Most black SA kids live in poverty – study

6325 08.3.26 Child Grants: many children are missing out on the grants, because slow processing at Home Affairs and Dept of Social Development means that some cases take as long as 3 years to be resolved. This 75-year-old grandmother (whose pension must feed and clothe around 10 family members) cares for her grandson and -daughter after their mother died of AIDS. Her granddaughter also has the disease. Picture: Cara Viereckl

6325 08.3.26 Child Grants: many children are missing out on the grants, because slow processing at Home Affairs and Dept of Social Development means that some cases take as long as 3 years to be resolved. This 75-year-old grandmother (whose pension must feed and clothe around 10 family members) cares for her grandson and -daughter after their mother died of AIDS. Her granddaughter also has the disease. Picture: Cara Viereckl

Published Oct 18, 2012

Share

Cape Town -

Many SA children still cry themselves to sleep because they are hungry, Child Gauge 2012 shows, with about 60 percent living in poverty.

They live in households with a monthly income of less than R575 a person.

And the gap between rich and poor, black and white is growing.

The poorest 10 percent of South Africans receive less than 1 percent of the national income, but the richest 10 percent get 57 percent.
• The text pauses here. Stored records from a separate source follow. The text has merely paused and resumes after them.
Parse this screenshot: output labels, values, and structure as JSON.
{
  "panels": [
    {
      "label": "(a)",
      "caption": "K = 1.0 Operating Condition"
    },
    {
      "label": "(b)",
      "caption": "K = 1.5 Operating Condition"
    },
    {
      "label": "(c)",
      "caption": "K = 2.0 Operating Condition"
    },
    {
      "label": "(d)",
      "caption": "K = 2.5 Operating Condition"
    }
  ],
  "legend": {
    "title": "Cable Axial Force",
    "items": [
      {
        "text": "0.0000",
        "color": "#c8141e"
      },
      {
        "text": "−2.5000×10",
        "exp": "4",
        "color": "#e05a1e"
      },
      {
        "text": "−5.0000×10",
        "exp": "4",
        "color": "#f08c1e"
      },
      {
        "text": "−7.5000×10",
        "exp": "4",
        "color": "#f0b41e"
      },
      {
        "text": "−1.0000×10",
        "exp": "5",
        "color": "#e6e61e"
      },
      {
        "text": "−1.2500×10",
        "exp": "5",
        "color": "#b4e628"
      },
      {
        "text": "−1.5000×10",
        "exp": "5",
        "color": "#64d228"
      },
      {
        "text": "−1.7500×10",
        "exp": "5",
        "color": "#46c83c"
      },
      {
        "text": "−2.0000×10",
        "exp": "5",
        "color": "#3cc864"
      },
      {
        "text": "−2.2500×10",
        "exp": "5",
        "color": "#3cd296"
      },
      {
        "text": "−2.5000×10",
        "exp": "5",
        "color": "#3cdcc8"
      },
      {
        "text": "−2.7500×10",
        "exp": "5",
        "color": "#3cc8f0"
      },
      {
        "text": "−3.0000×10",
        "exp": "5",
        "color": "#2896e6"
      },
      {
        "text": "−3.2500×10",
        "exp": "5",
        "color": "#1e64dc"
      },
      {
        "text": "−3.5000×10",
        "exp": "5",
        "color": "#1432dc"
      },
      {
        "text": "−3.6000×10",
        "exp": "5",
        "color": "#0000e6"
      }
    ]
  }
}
This while 67 percent of black children live below the poverty line compared to 2 percent of white children.

On Wednesday, the Children’s Institute at UCT released the gauge, an annual review of the living conditions and challenges facing SA’s children.

“Children and inequality: closing the gap” is the theme of this year’s Child Gauge, the seventh issue, released in collaboration with Unicef and UCT’s Southern African Labour and Development Research Unit.

It prompted DA social development spokesman Mike Waters to remark: ”It is time to end the rhetoric and provide realistic proposals to end this war against our children.”

He said the gauge called for a debate in Parliament on the state of children: “Social Development Minister Bathabile Dlamini must start recognising that children are not served by policies that are rendered useless because it misdiagnoses the structural causes of the problems faced by children.”

Katharine Hall, senior researcher at the Children’s Institute, said: “Children have equal rights under the constitution but the world into which they are born and the opportunities in life are very unequal. While child poverty is decreasing, income inequality is rising and this affects children’s survival, development and life trajectories. It also means that high rates of inequality are likely to persist to the next generation.”

Hall said reducing inequality went beyond tackling poverty.

“As children don’t start off on an equal footing, policy-makers need to move beyond a one-size-fits-all approach, to tailor policies and programmes that help close the inequality gap,” Hall said.

The research also discloses that 26 percent of children in the poorest 20 percent of households experience hunger while 37 percent of children in the poorest households live in inadequate housing.

In terms of living conditions, the gauge reveals that 54 percent of children in the poorest 20 percent of households do not have adequate supplies of potable waterwhile 46 percent do not have adequate sanitation.

High levels of unequal care are reflected in statistics showing that only 19 percent of children in the poorest households live with both parents.

Half the children in poor households live with their mother only, while 28 percent in the poorest 20 percent of households live with neither parent.

Minister in the Presidency Trevor Manuel said the important question was what needed to be done to address the issues. “The gauge makes an important contribution to our understanding the situation of children in our country. Now we have to take collective responsibility to tackle these issues.”

Manuel said the National Development Plan included several measures to help mothers and children.